Quayle's presentation was the first in the 2001 Designing Community Lecture Series sponsored by Selkirk College Community Education Department and the Nelson District Community Resources Society.

The series was to continue October 25th, but speaker Thomas Michael Power, Dean of Economics at the University of Montana, took ill at the last moment. His presentation on the topic "Changing Economies and the Value of Place" has been rescheduled for April 10, 2002. A waterfront planning and design charrette to create visions for Nelson's waterfront will be held November 3 prior to the series' final speakers, developer Harold Kalke and architect Joost Bakker.

Although Quayle won't be able to attend the charrette, she had a suggestion regarding Nelson's waterfront. "You've got this incredible waterfront, you've got to think about it in an incredibly creative way," she cautioned.

For Quayle, caring for your home landscape means making them places where you want to stay.

ONE SMALL STEP - October is PowerSense Energy Efficiency month.

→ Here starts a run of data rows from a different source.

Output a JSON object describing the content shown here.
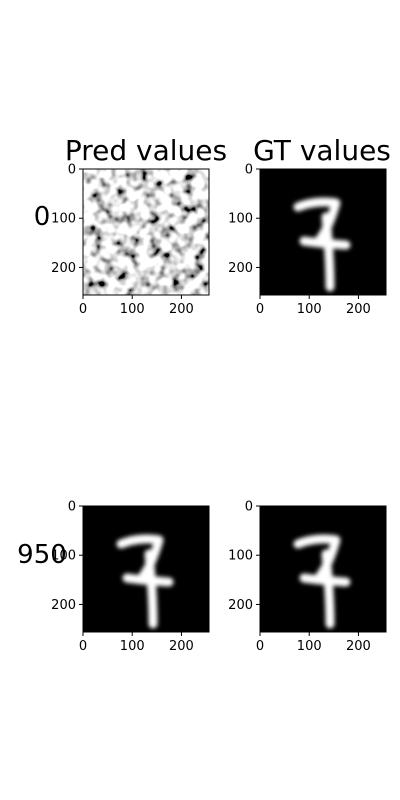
{
  "columns": [
    {
      "title": "Pred values"
    },
    {
      "title": "GT values"
    }
  ],
  "rows": [
    {
      "label": "0",
      "pred": "noise",
      "gt": "digit-7"
    },
    {
      "label": "950",
      "pred": "digit-7",
      "gt": "digit-7"
    }
  ],
  "axes": {
    "xticks": [
      "0",
      "100",
      "200"
    ],
    "yticks": [
      "0",
      "100",
      "200"
    ]
  }
}
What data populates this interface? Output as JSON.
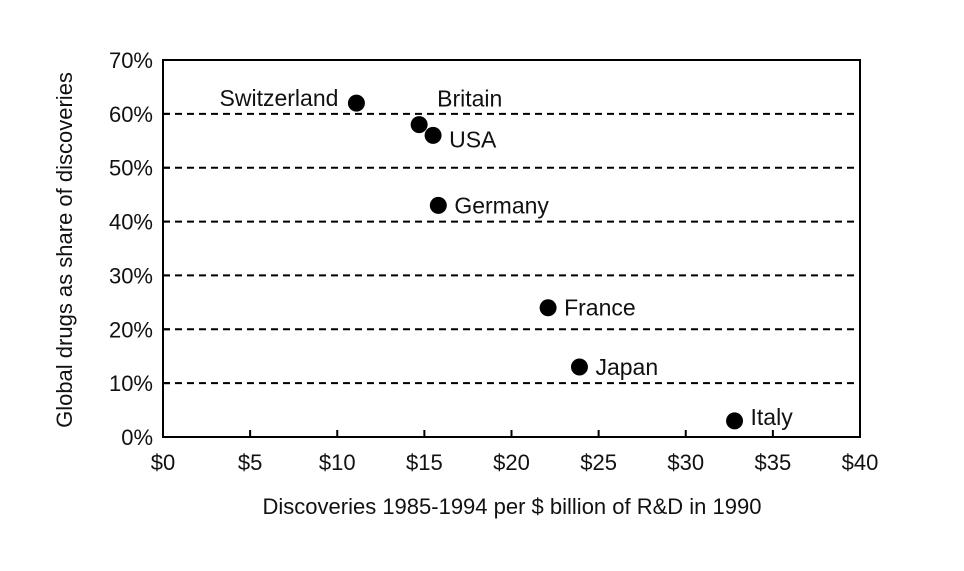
{
  "chart_data": {
    "type": "scatter",
    "title": "",
    "xlabel": "Discoveries 1985-1994 per $ billion of R&D in 1990",
    "ylabel": "Global drugs as share of discoveries",
    "xlim": [
      0,
      40
    ],
    "ylim": [
      0,
      70
    ],
    "x_ticks": [
      "$0",
      "$5",
      "$10",
      "$15",
      "$20",
      "$25",
      "$30",
      "$35",
      "$40"
    ],
    "y_ticks": [
      "0%",
      "10%",
      "20%",
      "30%",
      "40%",
      "50%",
      "60%",
      "70%"
    ],
    "grid": "horizontal dashed",
    "points": [
      {
        "label": "Switzerland",
        "x": 11.1,
        "y": 62,
        "label_side": "left"
      },
      {
        "label": "Britain",
        "x": 14.7,
        "y": 58,
        "label_side": "above-right"
      },
      {
        "label": "USA",
        "x": 15.5,
        "y": 56,
        "label_side": "right"
      },
      {
        "label": "Germany",
        "x": 15.8,
        "y": 43,
        "label_side": "right"
      },
      {
        "label": "France",
        "x": 22.1,
        "y": 24,
        "label_side": "right"
      },
      {
        "label": "Japan",
        "x": 23.9,
        "y": 13,
        "label_side": "right"
      },
      {
        "label": "Italy",
        "x": 32.8,
        "y": 3,
        "label_side": "above-right"
      }
    ],
    "marker_color": "#000000"
  }
}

Home Hardware stores have compact fluorescent light bulbs on sale this month with a 50 percent purchase rebate available from your local electrical utility. These bulbs last 10 times as long as incandescent bulbs and will reduce your electrical lighting costs by half.

RESOURCES - Learn more about Vancouver's Greenways program at www.city.vancouver.bc.ca/engsvcs/streets/greenways/index.htm. A greenways resource library is available at www.conservationfund.org and the benefits of trails and greenways are provided at www.trailsandgreenways.org. Walkable Communities, Inc. at www.walkable.org has resources to help communities become more walkable and pedestrian friendly.